Główne pojęcia
XoFTR, a novel cross-modal cross-view method for local feature matching between thermal infrared (TIR) and visible images, addresses the challenges of significant texture and intensity differences between the two modalities through masked image modeling pre-training and fine-tuning with pseudo-thermal image augmentation. It also introduces a refined matching pipeline that adjusts for scale discrepancies and enhances match reliability through sub-pixel level refinement.
Streszczenie
The paper introduces XoFTR, a cross-modal cross-view method for local feature matching between thermal infrared (TIR) and visible images. Unlike visible images, TIR images are robust against adverse light and weather conditions but present difficulties in matching due to significant texture and intensity differences.

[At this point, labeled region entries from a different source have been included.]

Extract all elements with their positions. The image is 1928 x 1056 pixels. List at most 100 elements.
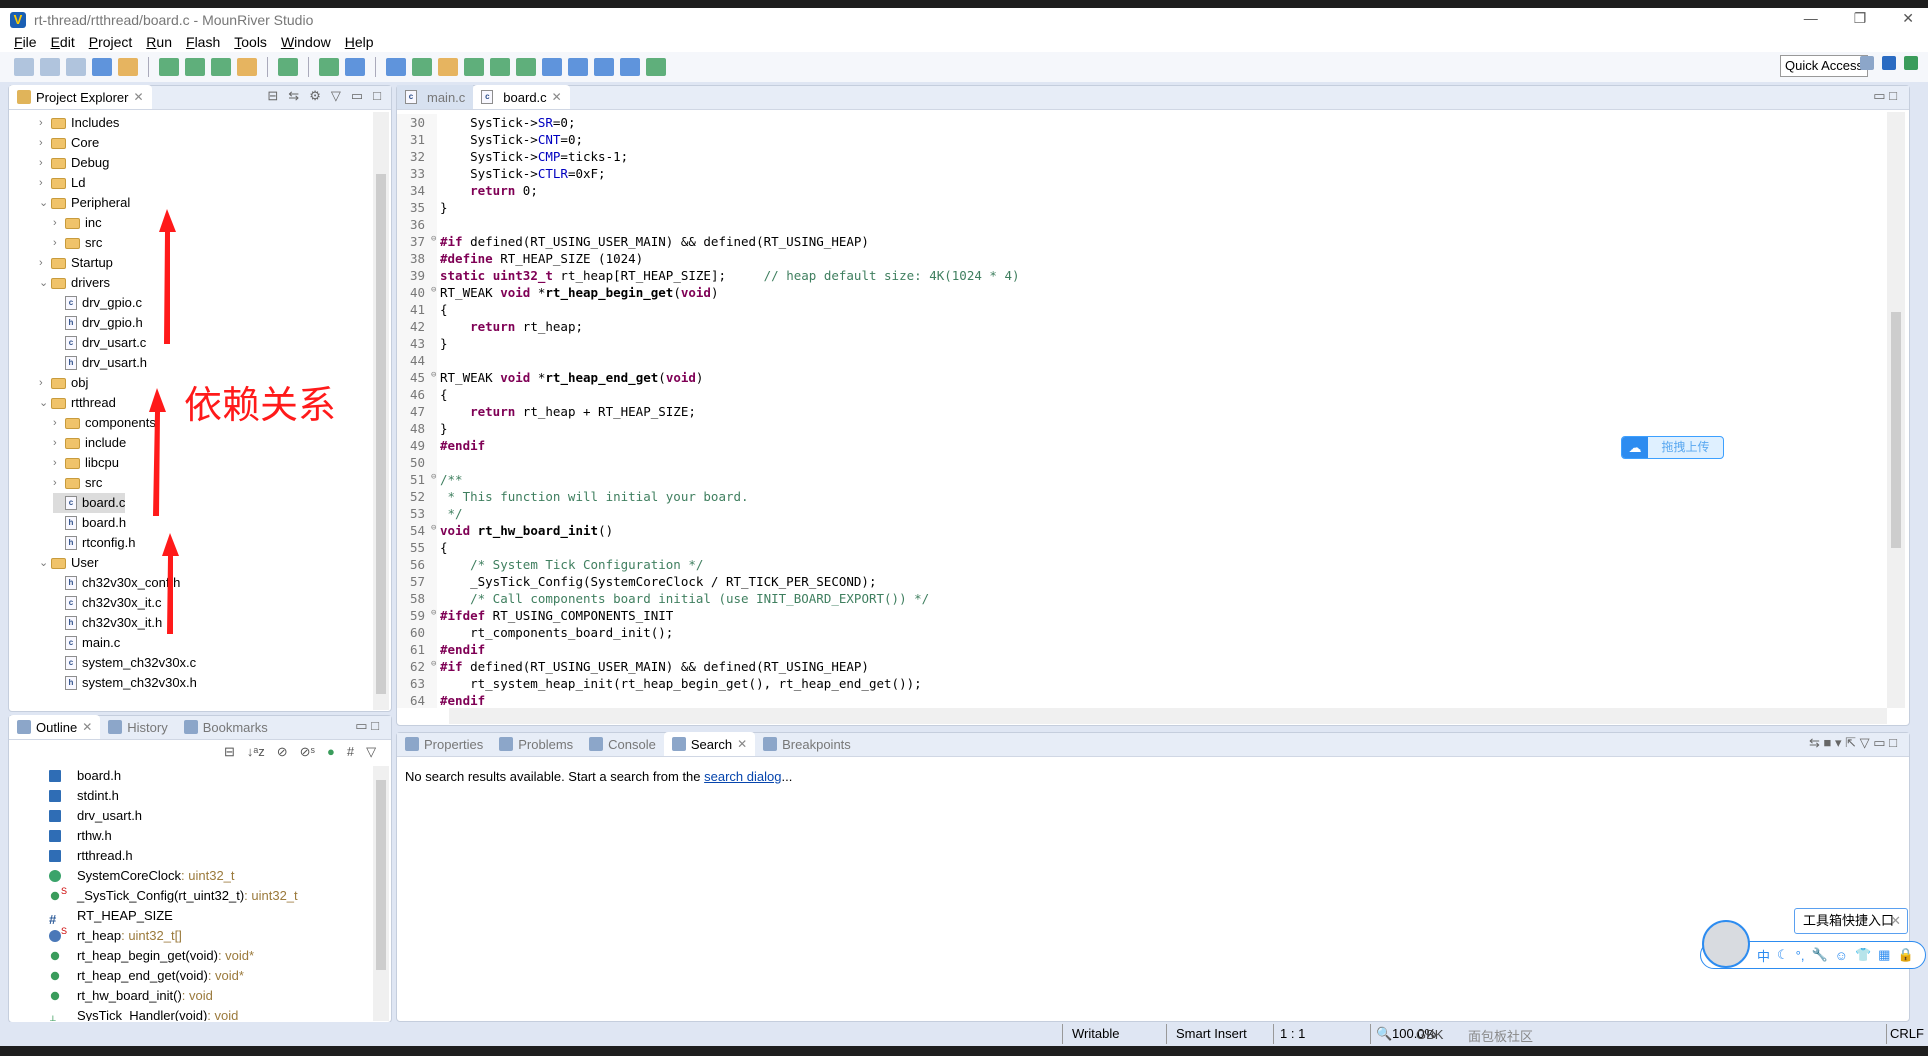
tab-properties[interactable]: Properties <box>397 732 491 756</box>
chevron-right-icon[interactable]: › <box>53 233 65 253</box>
ld-file-icon[interactable] <box>412 58 432 76</box>
menu-project[interactable]: Project <box>89 34 133 50</box>
tab-main-c[interactable]: c main.c <box>397 85 474 109</box>
tree-item[interactable]: › src <box>53 473 102 493</box>
editor-horizontal-scrollbar[interactable] <box>449 708 1887 724</box>
chevron-down-icon[interactable]: ⌄ <box>39 553 51 573</box>
menu-tools[interactable]: Tools <box>234 34 267 50</box>
outline-item[interactable]: rtthread.h <box>49 846 133 866</box>
ime-item[interactable]: ☾ <box>1777 947 1789 963</box>
fold-toggle-icon[interactable]: ⊖ <box>431 658 440 670</box>
ime-avatar[interactable] <box>1702 920 1750 968</box>
new-icon[interactable] <box>14 58 34 76</box>
tree-item[interactable]: c drv_gpio.c <box>53 293 142 313</box>
tree-item[interactable]: › Includes <box>39 113 119 133</box>
tab-search[interactable]: Search ✕ <box>663 732 756 756</box>
ime-item[interactable]: 👕 <box>1855 947 1871 963</box>
close-icon[interactable]: ✕ <box>737 737 747 751</box>
close-icon[interactable]: ✕ <box>133 90 143 104</box>
link-editor-icon[interactable]: ⇆ <box>288 88 299 104</box>
ime-item[interactable]: °, <box>1796 948 1805 963</box>
tree-item[interactable]: h board.h <box>53 513 126 533</box>
close-icon[interactable]: ✕ <box>82 720 92 734</box>
search-panel-controls[interactable]: ⇆ ■ ▾ ⇱ ▽ ▭ □ <box>1797 735 1909 756</box>
outline-item[interactable]: rthw.h <box>49 826 112 846</box>
tree-item[interactable]: h system_ch32v30x.h <box>53 673 197 693</box>
menu-window[interactable]: Window <box>281 34 331 50</box>
outline-item[interactable]: rt_heap_end_get(void) : void* <box>49 966 244 986</box>
tab-project-explorer[interactable]: Project Explorer ✕ <box>9 85 152 109</box>
debug-icon[interactable] <box>319 58 339 76</box>
chevron-right-icon[interactable]: › <box>53 413 65 433</box>
ime-item[interactable]: ▦ <box>1878 947 1890 963</box>
outline-item[interactable]: rt_hw_board_init() : void <box>49 986 213 1006</box>
hide-macros-icon[interactable]: # <box>347 744 354 760</box>
outline-item[interactable]: ⍭ SysTick_Handler(void) : void <box>49 1006 238 1021</box>
tree-item[interactable]: ⌄ User <box>39 553 98 573</box>
hide-static-icon[interactable]: ⊘ˢ <box>300 744 315 760</box>
tree-item[interactable]: c main.c <box>53 633 120 653</box>
hide-fields-icon[interactable]: ⊘ <box>277 744 288 760</box>
debug-perspective-icon[interactable] <box>1904 56 1918 70</box>
ime-item[interactable]: 🔧 <box>1811 947 1827 963</box>
chevron-right-icon[interactable]: › <box>39 153 51 173</box>
chevron-down-icon[interactable]: ⌄ <box>39 273 51 293</box>
chevron-right-icon[interactable]: › <box>53 213 65 233</box>
chevron-right-icon[interactable]: › <box>39 373 51 393</box>
help-icon[interactable] <box>438 58 458 76</box>
menu-run[interactable]: Run <box>146 34 172 50</box>
fold-toggle-icon[interactable]: ⊖ <box>431 522 440 534</box>
chevron-right-icon[interactable]: › <box>39 113 51 133</box>
download-icon[interactable] <box>159 58 179 76</box>
view-menu-icon[interactable]: ▽ <box>331 88 341 104</box>
minimize-button[interactable]: — <box>1804 10 1818 27</box>
fold-toggle-icon[interactable]: ⊖ <box>431 369 440 381</box>
tab-outline[interactable]: Outline ✕ <box>9 715 101 739</box>
outline-item[interactable]: stdint.h <box>49 786 119 806</box>
collapse-all-icon[interactable]: ⊟ <box>267 88 278 104</box>
run-last-icon[interactable] <box>542 58 562 76</box>
chevron-down-icon[interactable]: ⌄ <box>39 393 51 413</box>
tab-bookmarks[interactable]: Bookmarks <box>176 715 276 739</box>
menu-help[interactable]: Help <box>345 34 374 50</box>
step-into-icon[interactable] <box>464 58 484 76</box>
open-perspective-icon[interactable] <box>1860 56 1874 70</box>
tree-item[interactable]: › libcpu <box>53 453 119 473</box>
step-over-icon[interactable] <box>490 58 510 76</box>
tree-item[interactable]: ⌄ drivers <box>39 273 110 293</box>
search-dialog-link[interactable]: search dialog <box>704 769 781 784</box>
outline-item[interactable]: board.h <box>49 766 121 786</box>
menu-flash[interactable]: Flash <box>186 34 220 50</box>
tree-item[interactable]: › inc <box>53 213 102 233</box>
outline-window-controls[interactable]: ▭ □ <box>343 718 391 739</box>
filter-icon[interactable]: ⚙ <box>309 88 321 104</box>
tree-item[interactable]: › Ld <box>39 173 85 193</box>
outline-scrollbar[interactable] <box>373 766 389 1021</box>
tree-item[interactable]: › src <box>53 233 102 253</box>
chevron-right-icon[interactable]: › <box>53 453 65 473</box>
minimize-icon[interactable]: ▭ <box>351 88 363 104</box>
chevron-right-icon[interactable]: › <box>39 253 51 273</box>
outline-item[interactable]: S _SysTick_Config(rt_uint32_t) : uint32_t <box>49 886 298 906</box>
collapse-all-icon[interactable]: ⊟ <box>224 744 235 760</box>
fold-toggle-icon[interactable]: ⊖ <box>431 471 440 483</box>
outline-item[interactable]: Srt_heap : uint32_t[] <box>49 926 182 946</box>
tree-item[interactable]: h drv_usart.h <box>53 353 147 373</box>
chevron-right-icon[interactable]: › <box>39 133 51 153</box>
layers-icon[interactable] <box>211 58 231 76</box>
mrs-perspective-icon[interactable] <box>1882 56 1896 70</box>
build-config-icon[interactable] <box>118 58 138 76</box>
back-icon[interactable] <box>594 58 614 76</box>
search-icon[interactable] <box>345 58 365 76</box>
fold-toggle-icon[interactable]: ⊖ <box>431 233 440 245</box>
menu-file[interactable]: File <box>14 34 37 50</box>
close-icon[interactable]: ✕ <box>552 90 562 104</box>
chevron-right-icon[interactable]: › <box>53 433 65 453</box>
reset-icon[interactable] <box>516 58 536 76</box>
tree-item[interactable]: › obj <box>39 373 88 393</box>
outline-item[interactable]: rt_heap_begin_get(void) : void* <box>49 946 254 966</box>
code-editor[interactable]: 30 SysTick->SR=0; 31 SysTick->CNT=0; 32 Sy… <box>397 114 1887 708</box>
fold-toggle-icon[interactable]: ⊖ <box>431 284 440 296</box>
outline-item[interactable]: # RT_HEAP_SIZE <box>49 906 173 927</box>
close-window-button[interactable]: ✕ <box>1902 10 1914 27</box>
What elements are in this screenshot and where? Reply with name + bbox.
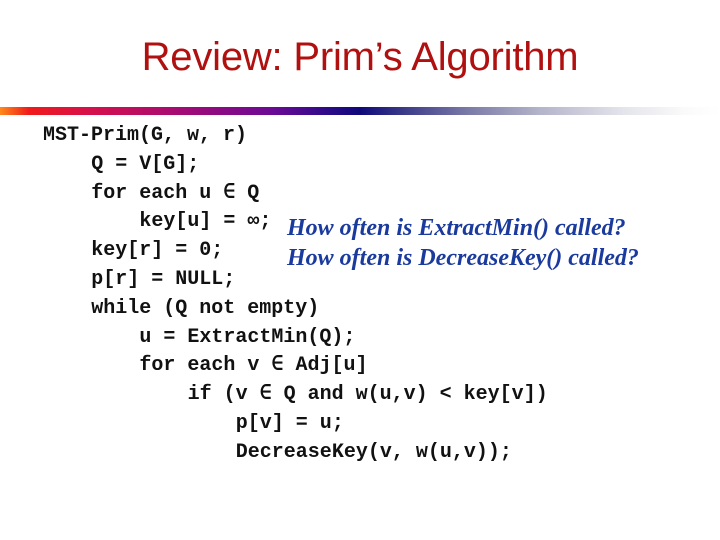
code-line-decrease-key: DecreaseKey(v, w(u,v)); bbox=[235, 440, 512, 464]
code-line-key-root: key[r] = 0; bbox=[91, 239, 224, 263]
code-line-extract-min: u = ExtractMin(Q); bbox=[139, 325, 356, 349]
code-line-set-parent: p[v] = u; bbox=[235, 412, 344, 435]
code-line-signature: MST-Prim(G, w, r) bbox=[43, 124, 248, 147]
slide: Review: Prim’s Algorithm MST-Prim(G, w, … bbox=[0, 0, 720, 540]
code-line-if-condition: if (v ∈ Q and w(u,v) < key[v]) bbox=[187, 383, 548, 407]
code-line-while: while (Q not empty) bbox=[91, 296, 320, 320]
code-line-for-each-v: for each v ∈ Adj[u] bbox=[139, 354, 368, 378]
slide-title: Review: Prim’s Algorithm bbox=[141, 35, 579, 79]
question-extract-min: How often is ExtractMin() called? bbox=[287, 215, 626, 241]
code-line-key-infinity: key[u] = ∞; bbox=[139, 210, 272, 234]
code-line-init-queue: Q = V[G]; bbox=[91, 152, 200, 176]
title-gradient-divider bbox=[0, 107, 720, 115]
question-decrease-key: How often is DecreaseKey() called? bbox=[287, 245, 639, 271]
code-line-parent-root: p[r] = NULL; bbox=[91, 268, 236, 291]
code-line-for-each-u: for each u ∈ Q bbox=[91, 181, 260, 205]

To address this, the authors propose a two-stage approach:
-
Masked Image Modeling (MIM) pre-training: The network is pre-trained to reconstruct randomly masked visible-thermal image pairs, allowing it to learn intensity differences in the thermal and visible spectra.
-
Fine-tuning with pseudo-thermal image augmentation: The authors introduce a robust augmentation method to generate pseudo-thermal images from visible images, enabling the network to adapt to modality-induced variations.
Additionally, the authors propose a refined matching pipeline that:
- Adjusts for scale discrepancies by allowing one-to-one and one-to-many matches at 1/8 the original resolution during coarse matching.
- Enhances match reliability through a fine matching module that re-matches coarse-level predictions at 1/2 scale and filters low-confidence matches.
- Refines matches at the sub-pixel level using a regression mechanism to prevent a point in one image from matching with multiple points in the other.
The authors also introduce a new challenging visible-thermal image matching dataset, METU-VisTIR, covering a wide range of viewpoint differences and weather conditions.
Through extensive experiments, the authors demonstrate that XoFTR outperforms strong baselines, achieving state-of-the-art results in visible-thermal image matching and homography estimation tasks.
Statystyki
Thermal images typically have lower resolution and field of view compared to visible images.
Thermal and visible images have significant differences in texture characteristics and nonlinear intensity differences due to distinct radiation mechanisms.
Cytaty
"Unlike visible images, thermal infrared (TIR) images are robust against adverse light and weather conditions such as rain, fog, snow, and night [19, 40]."
"To match TIR-visible images, many hand-crafted [10, 29, 35, 37, 45] and learning-based [1, 8, 15, 17, 55] methods have been proposed. Despite the promising results reported, performances across different viewpoints, scales, and poor textures have been sub-optimal."